The muscles in my arms groaned as they pulled across the broken bones, anxious to clench my fists. My stupid heart, it kept beating; I could feel it against my chest as I was wheeled from the room.
§
Afterward, I was shown to my apartments, where I found trunks waiting for me. As the maids unpacked them, I shooed them away and sat in the corner under my new cape until the tenor came for me.
You haven’t even dressed, he said. Come, be quick. We cannot be late to dinner.
I only looked at him, empty of anything to say.
What’s wrong?
I shivered, not from the cold this time, but from fury.
My dear, I went to a great trouble for these. These are from Paris. From your dressmaker. He reached in and removed a dinner gown, unfolding it slowly. It was in the colors of the court, blue and white.
He snapped his fingers and maids appeared from outside the doorway.
Dress, and at dinner you will hear plans for the coming victory celebration. It is my hope you will be well enough to sing for our host then, for it will be partly in your honor.
My honor.
I waited for even the slightest recognition from him at what he’d done, but he avoided my eyes and was not looking at me even as he said this, looking to my side instead. As he bowed and left, walking past me to the door, I wanted to rage at him, to leap from this chair, grab the sword at his side, and stab him through.

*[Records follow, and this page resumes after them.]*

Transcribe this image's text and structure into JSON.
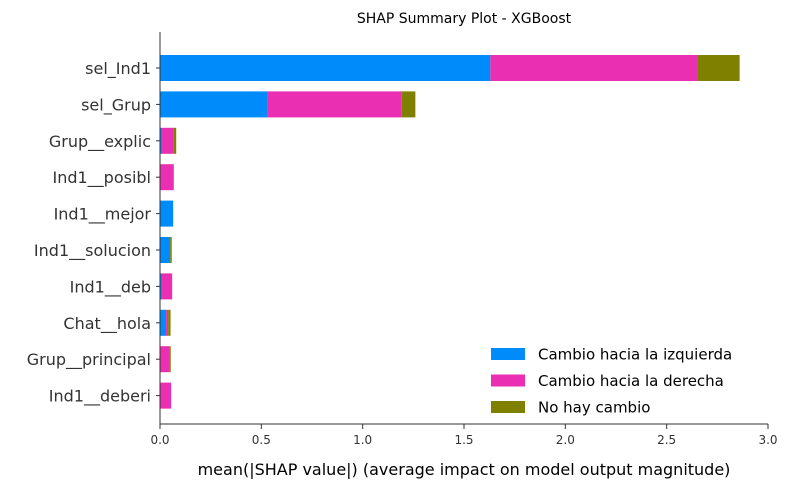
{
  "chart_data": {
    "type": "bar",
    "orientation": "horizontal",
    "stacked": true,
    "title": "SHAP Summary Plot - XGBoost",
    "xlabel": "mean(|SHAP value|) (average impact on model output magnitude)",
    "xlim": [
      0,
      3.0
    ],
    "xticks": [
      "0.0",
      "0.5",
      "1.0",
      "1.5",
      "2.0",
      "2.5",
      "3.0"
    ],
    "xtick_values": [
      0,
      0.5,
      1.0,
      1.5,
      2.0,
      2.5,
      3.0
    ],
    "legend_position": "bottom-right",
    "grid": false,
    "categories": [
      "sel_Ind1",
      "sel_Grup",
      "Grup__explic",
      "Ind1__posibl",
      "Ind1__mejor",
      "Ind1__solucion",
      "Ind1__deb",
      "Chat__hola",
      "Grup__principal",
      "Ind1__deberi"
    ],
    "series": [
      {
        "name": "Cambio hacia la izquierda",
        "color": "#008bfb",
        "values": [
          1.63,
          0.53,
          0.01,
          0.0,
          0.065,
          0.05,
          0.01,
          0.03,
          0.0,
          0.0
        ]
      },
      {
        "name": "Cambio hacia la derecha",
        "color": "#ea2fb2",
        "values": [
          1.02,
          0.66,
          0.055,
          0.068,
          0.0,
          0.0,
          0.05,
          0.01,
          0.045,
          0.055
        ]
      },
      {
        "name": "No hay cambio",
        "color": "#808000",
        "values": [
          0.21,
          0.07,
          0.015,
          0.0,
          0.0,
          0.008,
          0.0,
          0.012,
          0.008,
          0.0
        ]
      }
    ]
  }
}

All those nights while you slept, I should have killed you, I said to his back. I wish I had. Even if it would have meant my life, at least I would have died before losing him.
He stopped short.
I would have died before I met him, before I could have lost any of this.
I could see him in the mirror before me, his back still to me. He went to leave again and then paused.
I saved you, he said. You should have killed me? You owe me everything. I saved you, you belong to me, you belong here with me. Someday you’ll see why, and you’ll forgive me. And I, I will wait for that day. But remember: Anything you ever lost to me you had from me. Don’t forget this.